Por exemplo, Kevin Smith, da Duke University, publicou em seu blog¹ que não é correto, como muitos defensores do Acesso Aberto (AA) supõe que os autores apenas transfiram os direitos da versão final do artigo. Segundo Kevin Smith (2014), “Each version is a revision of the original, and the copyright is the same for all these derivatives. When copyright is transferred to a publisher, the rights in the entire set of versions, as derivatives of one another, are included in the transfer“². (devemos esclarecer que Kevin Smith se apresenta como defensor do AA). Pareceria ser que muitas pessoas opinam de maneira similar, pois o artigo publicado no The Economist gerou nas primeiras duas semanas de publicado mais de 1.200 Social Shares, quase 60 recomendações dos leitores.
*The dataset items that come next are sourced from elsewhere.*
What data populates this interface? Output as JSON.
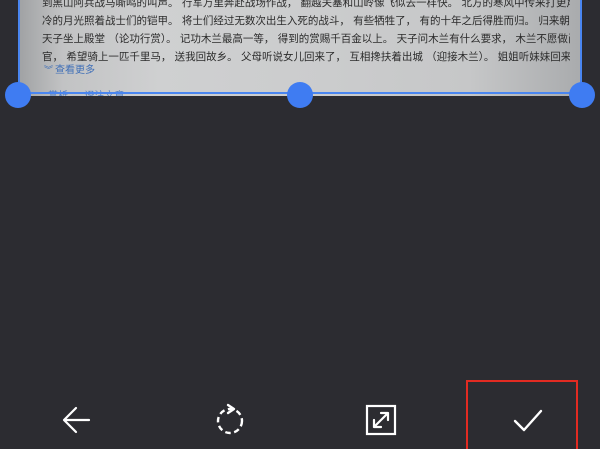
{
  "photo": {
    "lines": [
      "到黑山阿兵战马嘶鸣的叫声。 行军万里奔赴战场作战， 翻越关塞和山岭像飞似去一样快。 北方的寒风中传来打更声， 寒",
      "冷的月光照着战士们的铠甲。 将士们经过无数次出生入死的战斗， 有些牺牲了， 有的十年之后得胜而归。 归来朝见天子，",
      "天子坐上殿堂 （论功行赏）。 记功木兰最高一等， 得到的赏赐千百金以上。 天子问木兰有什么要求， 木兰不愿做尚书省的",
      "官， 希望骑上一匹千里马， 送我回故乡。 父母听说女儿回来了， 互相搀扶着出城 （迎接木兰）。 姐姐听妹妹回来了， 对门"
    ],
    "view_more": "查看更多",
    "link_text": "赏析 — 译注文章"
  },
  "toolbar": {
    "back_icon": "arrow-left-icon",
    "rotate_icon": "rotate-icon",
    "expand_icon": "expand-icon",
    "confirm_icon": "checkmark-icon"
  },
  "colors": {
    "background": "#2c2c31",
    "crop_accent": "#3f7cf2",
    "highlight": "#e22b22",
    "icon": "#ffffff"
  }
}
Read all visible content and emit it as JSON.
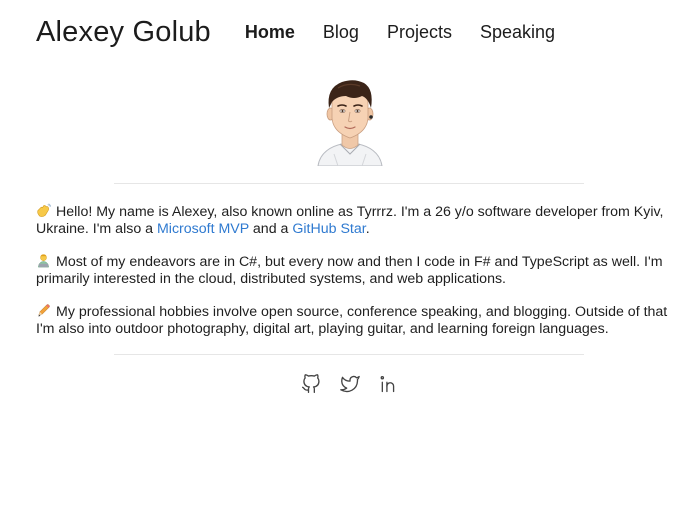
{
  "header": {
    "site_title": "Alexey Golub",
    "nav": [
      {
        "label": "Home",
        "active": true
      },
      {
        "label": "Blog",
        "active": false
      },
      {
        "label": "Projects",
        "active": false
      },
      {
        "label": "Speaking",
        "active": false
      }
    ]
  },
  "avatar": {
    "icon": "avatar-illustration"
  },
  "intro": {
    "p1": {
      "icon": "waving-hand-emoji",
      "text_a": "Hello! My name is Alexey, also known online as Tyrrrz. I'm a 26 y/o software developer from Kyiv, Ukraine. I'm also a ",
      "link1": "Microsoft MVP",
      "text_b": " and a ",
      "link2": "GitHub Star",
      "text_c": "."
    },
    "p2": {
      "icon": "technologist-emoji",
      "text": "Most of my endeavors are in C#, but every now and then I code in F# and TypeScript as well. I'm primarily interested in the cloud, distributed systems, and web applications."
    },
    "p3": {
      "icon": "pencil-emoji",
      "text": "My professional hobbies involve open source, conference speaking, and blogging. Outside of that I'm also into outdoor photography, digital art, playing guitar, and learning foreign languages."
    }
  },
  "socials": [
    {
      "icon": "github-icon"
    },
    {
      "icon": "twitter-icon"
    },
    {
      "icon": "linkedin-icon"
    }
  ],
  "colors": {
    "link": "#2f7ad0",
    "text": "#1f1f1f",
    "divider": "#e6e6e6",
    "icon": "#444444"
  }
}
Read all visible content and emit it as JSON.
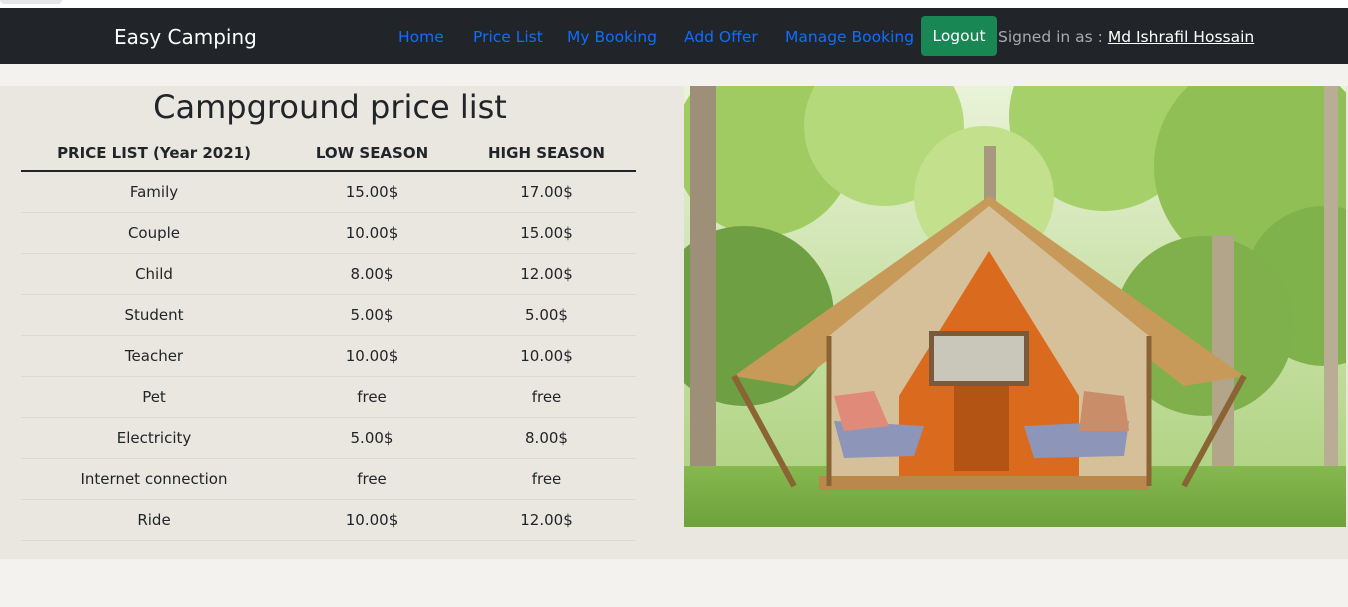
{
  "navbar": {
    "brand": "Easy Camping",
    "links": [
      "Home",
      "Price List",
      "My Booking",
      "Add Offer",
      "Manage Booking"
    ],
    "logout_label": "Logout",
    "signed_in_prefix": "Signed in as :",
    "user_name": "Md Ishrafil Hossain",
    "colors": {
      "background": "#212529",
      "link": "#0d6efd",
      "logout": "#198754"
    }
  },
  "main": {
    "title": "Campground price list",
    "table": {
      "headers": [
        "PRICE LIST (Year 2021)",
        "LOW SEASON",
        "HIGH SEASON"
      ],
      "rows": [
        [
          "Family",
          "15.00$",
          "17.00$"
        ],
        [
          "Couple",
          "10.00$",
          "15.00$"
        ],
        [
          "Child",
          "8.00$",
          "12.00$"
        ],
        [
          "Student",
          "5.00$",
          "5.00$"
        ],
        [
          "Teacher",
          "10.00$",
          "10.00$"
        ],
        [
          "Pet",
          "free",
          "free"
        ],
        [
          "Electricity",
          "5.00$",
          "8.00$"
        ],
        [
          "Internet connection",
          "free",
          "free"
        ],
        [
          "Ride",
          "10.00$",
          "12.00$"
        ]
      ]
    },
    "image_subject": "glamping-tent-in-forest"
  }
}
Kevin Smith agrega em sua nota, que é bem sabido que os autores, sob a licença da Elsevier, podem depositar em um site a versão final de seu artigo logo após o processo de revisão, porém não a versão publicada no periódico que contém os melhores editoriais de formato adicionados pelo editor. E este conceito nem sempre é compreendido pelos acadêmicos, pois não percebem a diferença que existe entre ambas as versões. O erro de conceito é pensar que a transferência de direitos por parte do autor apenas cobre a versão final do artigo, o que não é assim, pois o copyright inclui qualquer obra derivada que seja “substancialmente similar”. Como exemplo, afirma, se se toma um desenho, um quadro ou uma tabela de uma obra publicada e se fizer um pouco de redesenho isso não alteraria o copyright original. Quando se transfere o copyright ao editor, se transfere o conjunto completo de todas as versões, assim como as obras derivadas. Os autores só podem usar seus post-prints em situações específicas, quando tem o direito de fazê-lo por tê-lo incluído no contrato de publicação. Muitos editores permitem a difusão das versões finais, mas de forma limitada, por exemplo, em Websites próprios, em repositórios pessoais, e nestes casos, somente depois de um período de embargo.
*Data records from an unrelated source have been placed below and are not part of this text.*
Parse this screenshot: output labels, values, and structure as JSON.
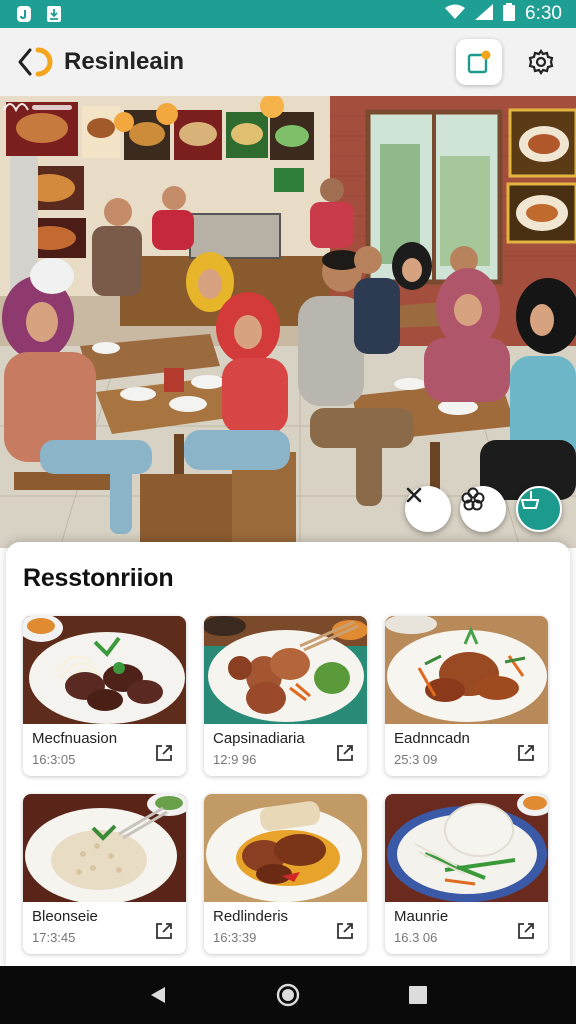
{
  "status_bar": {
    "time": "6:30",
    "icons": [
      "notification-j-icon",
      "download-icon",
      "wifi-icon",
      "signal-icon",
      "battery-icon"
    ],
    "background": "#1f9f93"
  },
  "app_bar": {
    "title": "Resinleain",
    "icons": [
      "back-arrow-icon",
      "note-edit-icon",
      "gear-icon"
    ]
  },
  "hero": {
    "description_icons": [
      "close-icon",
      "flower-icon",
      "basket-icon"
    ],
    "accent": "#1d9a8e"
  },
  "sheet": {
    "title": "Resstonriion",
    "cards": [
      {
        "name": "Mecfnuasion",
        "time": "16:3:05",
        "icon": "external-share-icon"
      },
      {
        "name": "Capsinadiaria",
        "time": "12:9 96",
        "icon": "external-share-icon"
      },
      {
        "name": "Eadnncadn",
        "time": "25:3 09",
        "icon": "external-share-icon"
      },
      {
        "name": "Bleonseie",
        "time": "17:3:45",
        "icon": "external-share-icon"
      },
      {
        "name": "Redlinderis",
        "time": "16:3:39",
        "icon": "external-share-icon"
      },
      {
        "name": "Maunrie",
        "time": "16.3 06",
        "icon": "external-share-icon"
      }
    ]
  },
  "nav_bar": {
    "icons": [
      "back-triangle-icon",
      "home-circle-icon",
      "recents-square-icon"
    ]
  }
}
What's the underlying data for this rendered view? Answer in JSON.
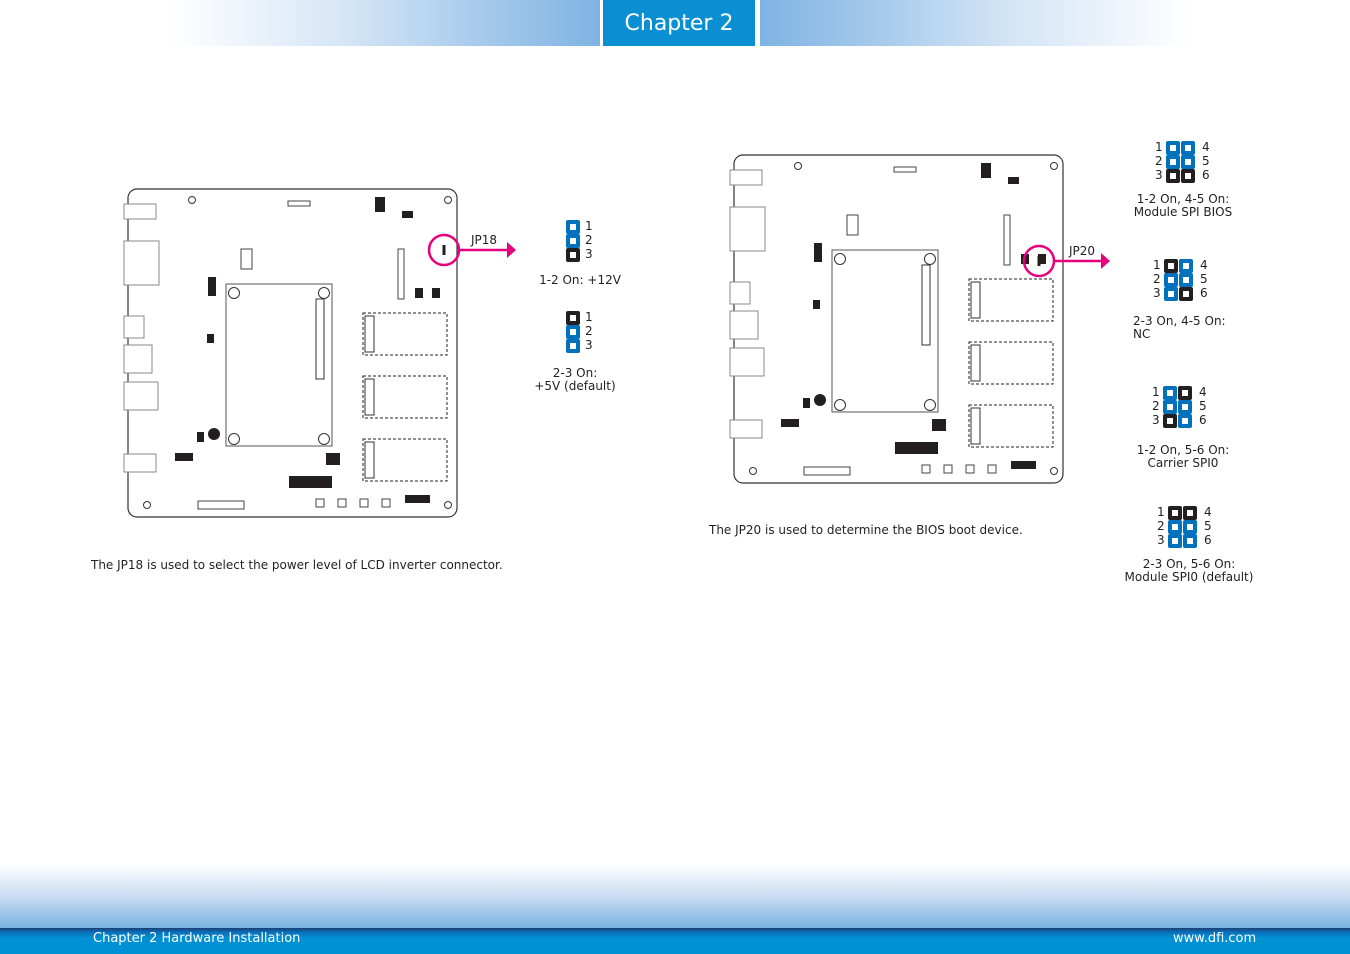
{
  "header": {
    "chapter": "Chapter 2"
  },
  "left": {
    "callout_label": "JP18",
    "description": "The JP18 is used to select the power level of LCD inverter connector.",
    "jumpers": [
      {
        "pins": [
          "on",
          "on",
          "off"
        ],
        "numbers": [
          "1",
          "2",
          "3"
        ],
        "caption": [
          "1-2 On: +12V"
        ]
      },
      {
        "pins": [
          "off",
          "on",
          "on"
        ],
        "numbers": [
          "1",
          "2",
          "3"
        ],
        "caption": [
          "2-3 On:",
          "+5V (default)"
        ]
      }
    ]
  },
  "right": {
    "callout_label": "JP20",
    "description": "The JP20 is used to determine the BIOS boot device.",
    "jumpers": [
      {
        "left": [
          "on",
          "on",
          "off"
        ],
        "right": [
          "on",
          "on",
          "off"
        ],
        "left_numbers": [
          "1",
          "2",
          "3"
        ],
        "right_numbers": [
          "4",
          "5",
          "6"
        ],
        "caption": [
          "1-2 On, 4-5 On:",
          "Module SPI BIOS"
        ]
      },
      {
        "left": [
          "off",
          "on",
          "on"
        ],
        "right": [
          "on",
          "on",
          "off"
        ],
        "left_numbers": [
          "1",
          "2",
          "3"
        ],
        "right_numbers": [
          "4",
          "5",
          "6"
        ],
        "caption": [
          "2-3 On, 4-5 On:",
          "NC"
        ]
      },
      {
        "left": [
          "on",
          "on",
          "off"
        ],
        "right": [
          "off",
          "on",
          "on"
        ],
        "left_numbers": [
          "1",
          "2",
          "3"
        ],
        "right_numbers": [
          "4",
          "5",
          "6"
        ],
        "caption": [
          "1-2 On, 5-6 On:",
          "Carrier SPI0"
        ]
      },
      {
        "left": [
          "off",
          "on",
          "on"
        ],
        "right": [
          "off",
          "on",
          "on"
        ],
        "left_numbers": [
          "1",
          "2",
          "3"
        ],
        "right_numbers": [
          "4",
          "5",
          "6"
        ],
        "caption": [
          "2-3 On, 5-6 On:",
          "Module SPI0 (default)"
        ]
      }
    ]
  },
  "footer": {
    "left": "Chapter 2 Hardware Installation",
    "right": "www.dfi.com"
  },
  "colors": {
    "brand_blue": "#0a8fd3",
    "jumper_on": "#0071bc",
    "jumper_off": "#231f20",
    "callout": "#e6007e"
  }
}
A implicação importante de tudo isso, afirma Kevin Smith, é que os acadêmicos poderiam simplesmente recusar-se a transferir seus direitos ou deveriam negociar os termos exatos do contrato, transferindo alguns direitos e retendo outros.
A lição mais importante deste artigo publicado no The Economist, é que os contratos de publicação são extremadamente importantes. Antes da transferência o autor tem muita força para negociar o acordo, mas depois de assinar tem pouca força. Finalmente, conclui a nota de seu blog, que esta tática da Elsevier pode ser contraproducente, pois em sua atitude desesperada em deter o movimento de AA, está tomando más decisões.
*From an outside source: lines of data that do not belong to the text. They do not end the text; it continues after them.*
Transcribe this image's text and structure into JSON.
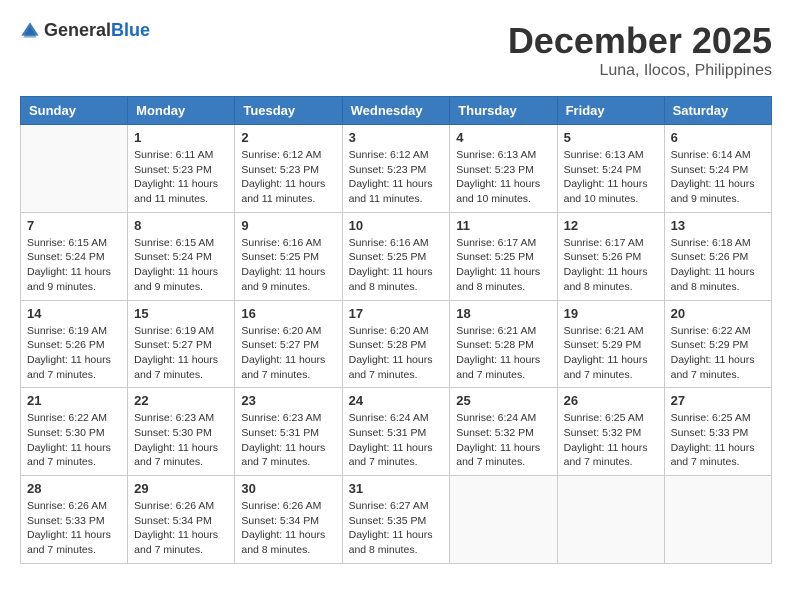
{
  "header": {
    "logo_general": "General",
    "logo_blue": "Blue",
    "month": "December 2025",
    "location": "Luna, Ilocos, Philippines"
  },
  "days_of_week": [
    "Sunday",
    "Monday",
    "Tuesday",
    "Wednesday",
    "Thursday",
    "Friday",
    "Saturday"
  ],
  "weeks": [
    [
      {
        "day": "",
        "sunrise": "",
        "sunset": "",
        "daylight": ""
      },
      {
        "day": "1",
        "sunrise": "6:11 AM",
        "sunset": "5:23 PM",
        "daylight": "11 hours and 11 minutes."
      },
      {
        "day": "2",
        "sunrise": "6:12 AM",
        "sunset": "5:23 PM",
        "daylight": "11 hours and 11 minutes."
      },
      {
        "day": "3",
        "sunrise": "6:12 AM",
        "sunset": "5:23 PM",
        "daylight": "11 hours and 11 minutes."
      },
      {
        "day": "4",
        "sunrise": "6:13 AM",
        "sunset": "5:23 PM",
        "daylight": "11 hours and 10 minutes."
      },
      {
        "day": "5",
        "sunrise": "6:13 AM",
        "sunset": "5:24 PM",
        "daylight": "11 hours and 10 minutes."
      },
      {
        "day": "6",
        "sunrise": "6:14 AM",
        "sunset": "5:24 PM",
        "daylight": "11 hours and 9 minutes."
      }
    ],
    [
      {
        "day": "7",
        "sunrise": "6:15 AM",
        "sunset": "5:24 PM",
        "daylight": "11 hours and 9 minutes."
      },
      {
        "day": "8",
        "sunrise": "6:15 AM",
        "sunset": "5:24 PM",
        "daylight": "11 hours and 9 minutes."
      },
      {
        "day": "9",
        "sunrise": "6:16 AM",
        "sunset": "5:25 PM",
        "daylight": "11 hours and 9 minutes."
      },
      {
        "day": "10",
        "sunrise": "6:16 AM",
        "sunset": "5:25 PM",
        "daylight": "11 hours and 8 minutes."
      },
      {
        "day": "11",
        "sunrise": "6:17 AM",
        "sunset": "5:25 PM",
        "daylight": "11 hours and 8 minutes."
      },
      {
        "day": "12",
        "sunrise": "6:17 AM",
        "sunset": "5:26 PM",
        "daylight": "11 hours and 8 minutes."
      },
      {
        "day": "13",
        "sunrise": "6:18 AM",
        "sunset": "5:26 PM",
        "daylight": "11 hours and 8 minutes."
      }
    ],
    [
      {
        "day": "14",
        "sunrise": "6:19 AM",
        "sunset": "5:26 PM",
        "daylight": "11 hours and 7 minutes."
      },
      {
        "day": "15",
        "sunrise": "6:19 AM",
        "sunset": "5:27 PM",
        "daylight": "11 hours and 7 minutes."
      },
      {
        "day": "16",
        "sunrise": "6:20 AM",
        "sunset": "5:27 PM",
        "daylight": "11 hours and 7 minutes."
      },
      {
        "day": "17",
        "sunrise": "6:20 AM",
        "sunset": "5:28 PM",
        "daylight": "11 hours and 7 minutes."
      },
      {
        "day": "18",
        "sunrise": "6:21 AM",
        "sunset": "5:28 PM",
        "daylight": "11 hours and 7 minutes."
      },
      {
        "day": "19",
        "sunrise": "6:21 AM",
        "sunset": "5:29 PM",
        "daylight": "11 hours and 7 minutes."
      },
      {
        "day": "20",
        "sunrise": "6:22 AM",
        "sunset": "5:29 PM",
        "daylight": "11 hours and 7 minutes."
      }
    ],
    [
      {
        "day": "21",
        "sunrise": "6:22 AM",
        "sunset": "5:30 PM",
        "daylight": "11 hours and 7 minutes."
      },
      {
        "day": "22",
        "sunrise": "6:23 AM",
        "sunset": "5:30 PM",
        "daylight": "11 hours and 7 minutes."
      },
      {
        "day": "23",
        "sunrise": "6:23 AM",
        "sunset": "5:31 PM",
        "daylight": "11 hours and 7 minutes."
      },
      {
        "day": "24",
        "sunrise": "6:24 AM",
        "sunset": "5:31 PM",
        "daylight": "11 hours and 7 minutes."
      },
      {
        "day": "25",
        "sunrise": "6:24 AM",
        "sunset": "5:32 PM",
        "daylight": "11 hours and 7 minutes."
      },
      {
        "day": "26",
        "sunrise": "6:25 AM",
        "sunset": "5:32 PM",
        "daylight": "11 hours and 7 minutes."
      },
      {
        "day": "27",
        "sunrise": "6:25 AM",
        "sunset": "5:33 PM",
        "daylight": "11 hours and 7 minutes."
      }
    ],
    [
      {
        "day": "28",
        "sunrise": "6:26 AM",
        "sunset": "5:33 PM",
        "daylight": "11 hours and 7 minutes."
      },
      {
        "day": "29",
        "sunrise": "6:26 AM",
        "sunset": "5:34 PM",
        "daylight": "11 hours and 7 minutes."
      },
      {
        "day": "30",
        "sunrise": "6:26 AM",
        "sunset": "5:34 PM",
        "daylight": "11 hours and 8 minutes."
      },
      {
        "day": "31",
        "sunrise": "6:27 AM",
        "sunset": "5:35 PM",
        "daylight": "11 hours and 8 minutes."
      },
      {
        "day": "",
        "sunrise": "",
        "sunset": "",
        "daylight": ""
      },
      {
        "day": "",
        "sunrise": "",
        "sunset": "",
        "daylight": ""
      },
      {
        "day": "",
        "sunrise": "",
        "sunset": "",
        "daylight": ""
      }
    ]
  ],
  "labels": {
    "sunrise": "Sunrise:",
    "sunset": "Sunset:",
    "daylight": "Daylight:"
  }
}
Porém nem todos opinam como Kevin Smith a respeito de se os direitos aplicam às diferentes versões. Richard Poynder, na mesma semana apresentou em seu blog Open & Shut uma entrevista a Charles Oppenheim sobre este tema, que logo foi comentada por Steven Harnad. Richard Poynder é um especialista do Reino Unido, referencia internacional sobre direitos de autor e AA, que trabalhou desde o início com Steven Harnad, Richard Stallman, Lawrence Lessig, e outras figuras líderes do movimento de AA. Seu blog, Open & Shut é uma referencia obrigatória para os interessados no tema.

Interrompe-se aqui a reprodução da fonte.